Training to be alert to the issues raised in Opinion 507 may be advisable. It may also be advisable for a staff member to vet each hybrid office location and advise staff and attorneys using it as to the implications of the different work environments at each location. When working in a shared rental office environment, precautions will be required to secure paper/physical documents if ever left unattended.
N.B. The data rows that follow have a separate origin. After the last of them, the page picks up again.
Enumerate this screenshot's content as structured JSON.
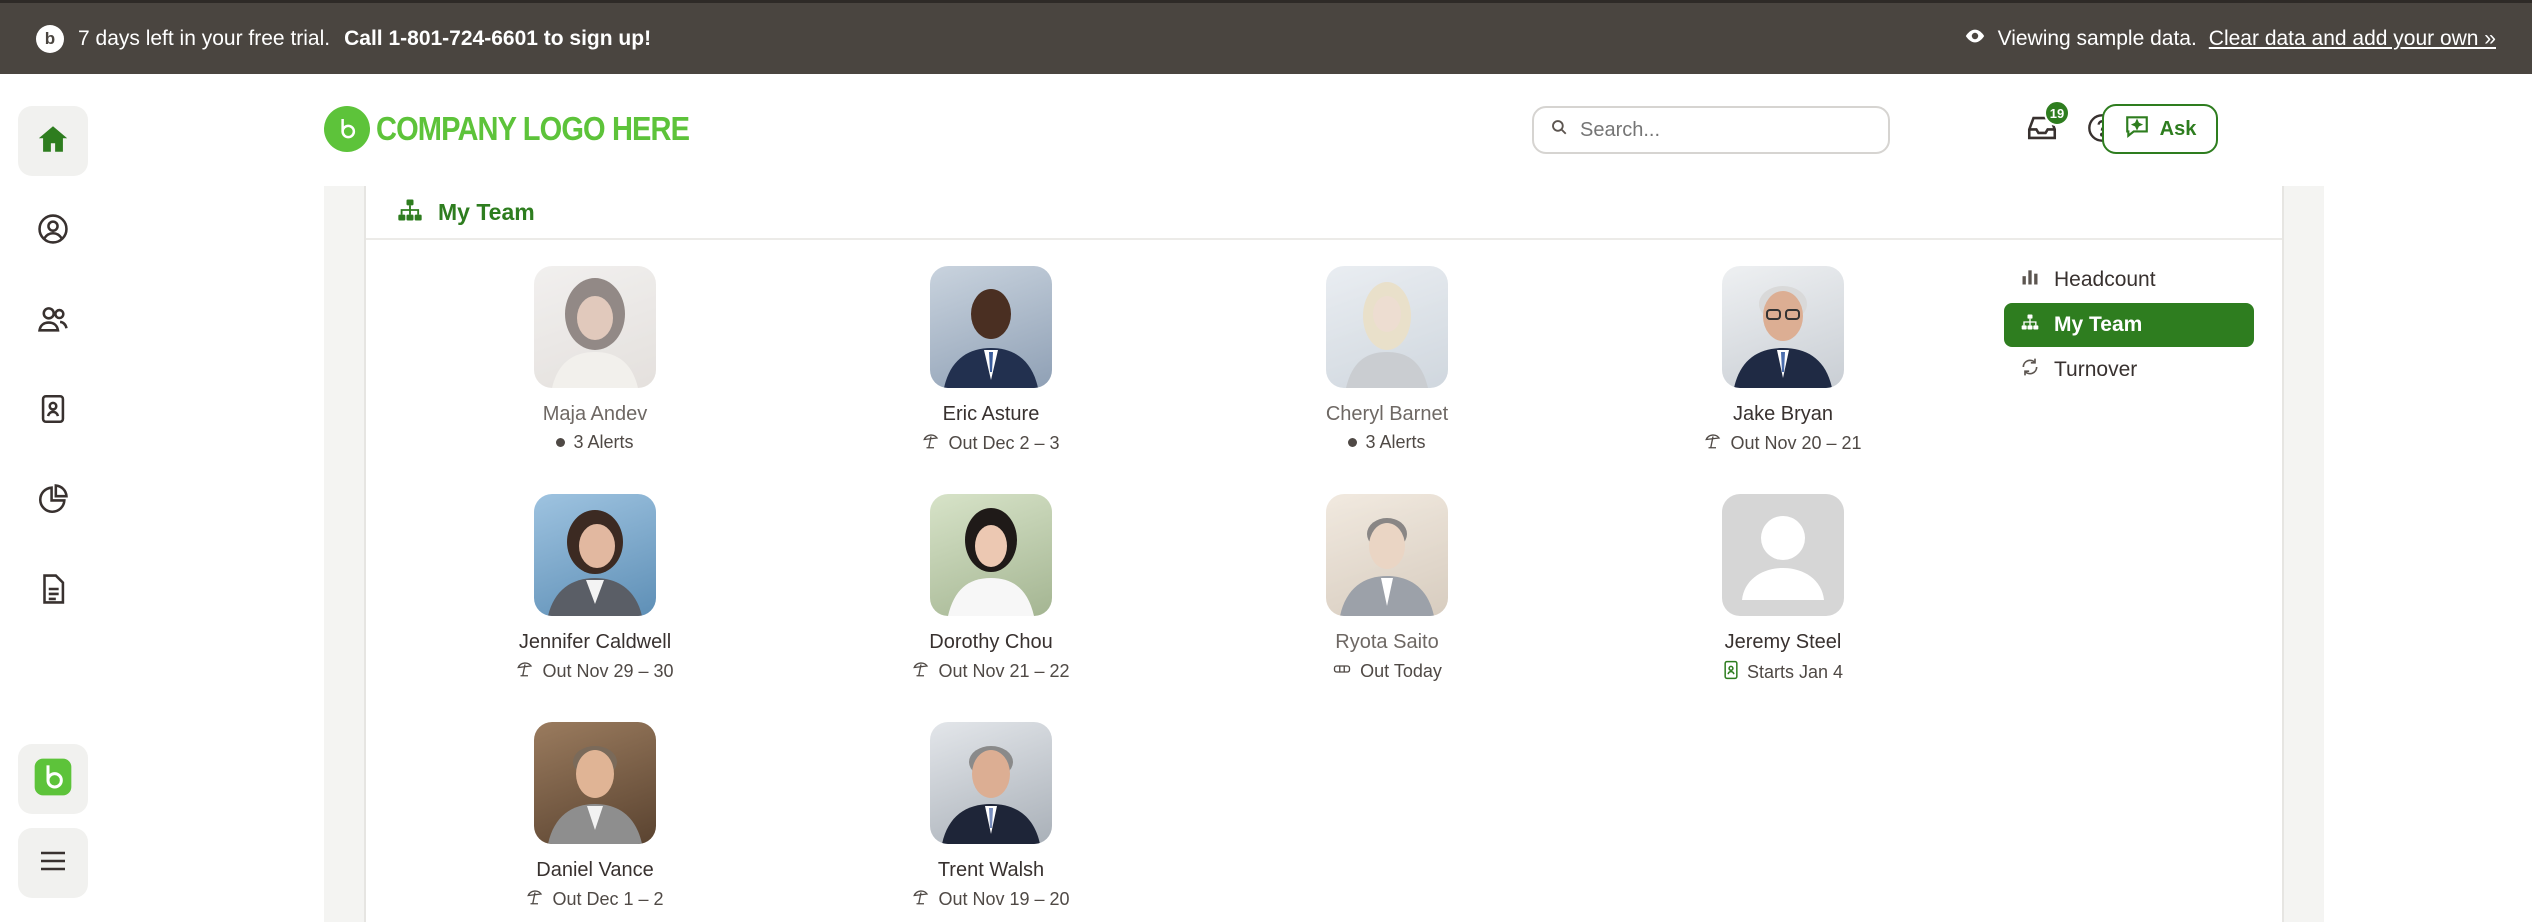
{
  "banner": {
    "trial_prefix": "7 days left in your free trial.",
    "trial_call": "Call 1-801-724-6601 to sign up!",
    "viewing_text": "Viewing sample data.",
    "clear_link": "Clear data and add your own »"
  },
  "header": {
    "logo_text": "COMPANY LOGO HERE",
    "search_placeholder": "Search...",
    "notification_count": "19",
    "ask_label": "Ask"
  },
  "card": {
    "title": "My Team"
  },
  "side_menu": [
    {
      "label": "Headcount",
      "icon": "bar-chart-icon",
      "active": false
    },
    {
      "label": "My Team",
      "icon": "org-chart-icon",
      "active": true
    },
    {
      "label": "Turnover",
      "icon": "refresh-icon",
      "active": false
    }
  ],
  "people": [
    {
      "name": "Maja Andev",
      "status": "3 Alerts",
      "status_icon": "dot-icon",
      "faded": true
    },
    {
      "name": "Eric Asture",
      "status": "Out Dec 2 – 3",
      "status_icon": "beach-umbrella-icon",
      "faded": false
    },
    {
      "name": "Cheryl Barnet",
      "status": "3 Alerts",
      "status_icon": "dot-icon",
      "faded": true
    },
    {
      "name": "Jake Bryan",
      "status": "Out Nov 20 – 21",
      "status_icon": "beach-umbrella-icon",
      "faded": false
    },
    {
      "name": "Jennifer Caldwell",
      "status": "Out Nov 29 – 30",
      "status_icon": "beach-umbrella-icon",
      "faded": false
    },
    {
      "name": "Dorothy Chou",
      "status": "Out Nov 21 – 22",
      "status_icon": "beach-umbrella-icon",
      "faded": false
    },
    {
      "name": "Ryota Saito",
      "status": "Out Today",
      "status_icon": "bandage-icon",
      "faded": true
    },
    {
      "name": "Jeremy Steel",
      "status": "Starts Jan 4",
      "status_icon": "badge-icon",
      "faded": false
    },
    {
      "name": "Daniel Vance",
      "status": "Out Dec 1 – 2",
      "status_icon": "beach-umbrella-icon",
      "faded": false
    },
    {
      "name": "Trent Walsh",
      "status": "Out Nov 19 – 20",
      "status_icon": "beach-umbrella-icon",
      "faded": false
    }
  ],
  "colors": {
    "brand_green": "#2e7d1f",
    "logo_green": "#5dc33a",
    "banner_bg": "#4a4540"
  }
}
In reality, few if any law firms are totally paperless as will signings may still be handled in the traditional paper, and wet signature manner given the limitations on fully electronic/remote will signings  If staff or an attorney goes to lunch or a meeting outside the hybrid office location, there may not be any practical means of locking or securing a temporary office so that computers may have to be locked/password protected to open or taken physically with the staff or attorney leaving and returning.

How to Handle Specific Services

Here’s how best to handle some of the common services hybrid office/shared space providers may offer so as to maintain confidentiality:

  • Lobby greeter or receptionist. Firms may limit the information provided to a common receptions and request that client names not be announced in a public space
  • Business support center. Consider whether confidential client information can be processed in a central support center where the firm has no control over the personnel, can’t train the personnel as to confidentiality and may not be able to control whether physical documents or even typing is visible by unknown people. But in reality, how different is this than a firm having used outside print firms for large photocopy projects or outsourcing typing and other services? These aren’t new, and having these done in a hybrid office environment should present similar issues to those historically addressed. Perhaps, Opinion 507 is a reminder to firms to deliberately address confidentiality issues these arrangements create.
  • Mail services. Confidential client mail being handled by non-staff persons. Strict instructions might be given and  a sign posted that mail shouldn’t be opened, only sorted or forwarded as instructed.  
  • High-speed internet. When this is provided as a service, it may be no different than rules firms may already have in place for using public Wi-Fi in locations such as a coffeeshop. Consider having precautions and safeguards on software used by firm members on the public internet.
  • Phone answering services. If an operator is to handle client phone calls, how might that be addressed to control the dissemination of confidential client information? That may be no different than the common use of answering services and virtual receptionists that have been common for many years.
  • Ability to rent meeting rooms. Individual meeting rooms may be secure when in use, but use caution if a lunch or other break to secure any physical papers or devises that might be left in the room.